1. Field of the Invention
The present invention generally relates to magnetic recording media and magnetic storage apparatuses, and more particularly to a magnetic recording medium having magnetic layers which are antiferromagnetically coupled via a nonmagnetic spacer layer, and to a magnetic storage apparatus which uses such a magnetic recording medium.
2. Description of the Related Art
The storage capacity of longitudinal magnetic recording media has been rising rapidly due to reduction of media noise, the development of high-sensitivity spin-valve heads, and high-magnetization write heads. Recording densities above 100 Gbits/inch2 have been demonstrated and such high recording densities are on the verge of being applied for a commercial hard disk drive. The demand for greater recording densities for better performing computers is, however, showing an increasing trend imposing greater challenges for the recording media and other component design.
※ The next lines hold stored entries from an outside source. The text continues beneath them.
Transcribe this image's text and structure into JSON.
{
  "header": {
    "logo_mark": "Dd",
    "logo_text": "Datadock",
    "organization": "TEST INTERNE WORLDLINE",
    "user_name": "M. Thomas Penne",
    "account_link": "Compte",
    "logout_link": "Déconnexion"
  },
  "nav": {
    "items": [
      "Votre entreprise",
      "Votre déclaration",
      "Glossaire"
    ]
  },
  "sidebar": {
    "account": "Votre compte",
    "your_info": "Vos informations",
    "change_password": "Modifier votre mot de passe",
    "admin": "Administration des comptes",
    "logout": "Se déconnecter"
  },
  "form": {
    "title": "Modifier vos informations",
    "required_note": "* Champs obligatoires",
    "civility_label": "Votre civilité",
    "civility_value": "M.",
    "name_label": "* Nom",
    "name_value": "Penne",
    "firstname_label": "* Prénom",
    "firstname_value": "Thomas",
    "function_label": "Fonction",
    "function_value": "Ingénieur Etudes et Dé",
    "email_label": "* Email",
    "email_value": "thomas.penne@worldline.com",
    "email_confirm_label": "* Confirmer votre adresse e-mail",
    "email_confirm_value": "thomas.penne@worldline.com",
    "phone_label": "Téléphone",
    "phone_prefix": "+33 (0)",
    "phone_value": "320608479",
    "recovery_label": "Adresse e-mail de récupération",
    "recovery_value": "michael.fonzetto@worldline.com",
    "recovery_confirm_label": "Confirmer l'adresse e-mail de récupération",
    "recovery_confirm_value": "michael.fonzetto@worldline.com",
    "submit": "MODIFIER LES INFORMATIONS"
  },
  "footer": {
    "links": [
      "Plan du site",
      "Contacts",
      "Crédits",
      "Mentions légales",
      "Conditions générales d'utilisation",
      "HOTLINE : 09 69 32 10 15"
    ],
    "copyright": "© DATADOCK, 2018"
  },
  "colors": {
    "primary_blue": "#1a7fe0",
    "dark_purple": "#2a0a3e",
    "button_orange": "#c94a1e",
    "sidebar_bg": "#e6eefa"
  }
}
Lowering media noise involves writing a sharper magnetic transition in the magnetic layer. This is generally achieved by increasing the media coercivity, decreasing the thickness of magnetic layer, decreasing the grain size and grain size distribution of the magnetic layer, and magnetically isolating the grains of the magnetic layer. Decreasing the grain size or decreasing the media thickness, however, adversely affect the thermal stability of the recording media. The thermal stability of the magnetic layer is normally represented by how large the factor KuV/kT is, where Ku denotes the magnetic anisotropy, V denotes the volume of the grain, T denotes the temperature, and k denotes the physical constant known as the Boltzmann constant.
In order to have small grains which are thermally stable, the magnetic anisotropy Ku has to be increased. The magnetic anisotropy field Hk is defined as Hk=2 Ku/Ms, where Ms denotes the saturation magnetization. A large magnetic anisotropy field Hk means a large coercivity Hc at the nanosecond regime where normally the writing of the information occurs for a high-density media with high-data transfer rates. High coercivity Hc at writing frequencies puts severe limitations on the write heads, as a large write current is required in order to write information on such media. Write currents, which can be produced by write heads, are severely limited due to difficulties in developing high magnetic moment write heads. The overwrite performance, which is the ability to write new data on previously written data, is worse for recording media with higher magnetic anisotropy field Hk. Recording media with a higher magnetic anisotropy Ku increases the magnetic anisotropy field Hk and thus restricts the overwrite performance.
As described above, there is need to decrease the grain sizes of the magnetic layer and the thickness of the magnetic layer in order to achieve low media noise and hence a high density recording performance. However, such reduction of grain size and magnetic layer thickness deteriorates the thermal stability of the recording medium. In order to improve the thermal stability without effecting the overwrite performance, a synthetic ferrimagnetic media (SFM) has been proposed and demonstrated, as discussed by Abarra et al., in Applied Physics Letters, Vol.77, Page 2581, October 2000.
A synthetic ferrimagnetic media (SFM) has at least one pair of magnetic layers, which are separated by a nonmagnetic spacer made of Ru or the like. The magnetization of the upper magnetic layer is partially cancelled by the lower magnetic layer which functions as an initial stabilizing layer. While the read head is sensitive only to the effective magnetization, a total volume of the two magnetic layers contributes to the thermal stability. Using this concept of the SFM, the signal-to-noise ratio (SNR) and thermal stability of the recording media are greatly improved. However, it is desirable to further improve the thermal stability so as to achieve higher recording densities.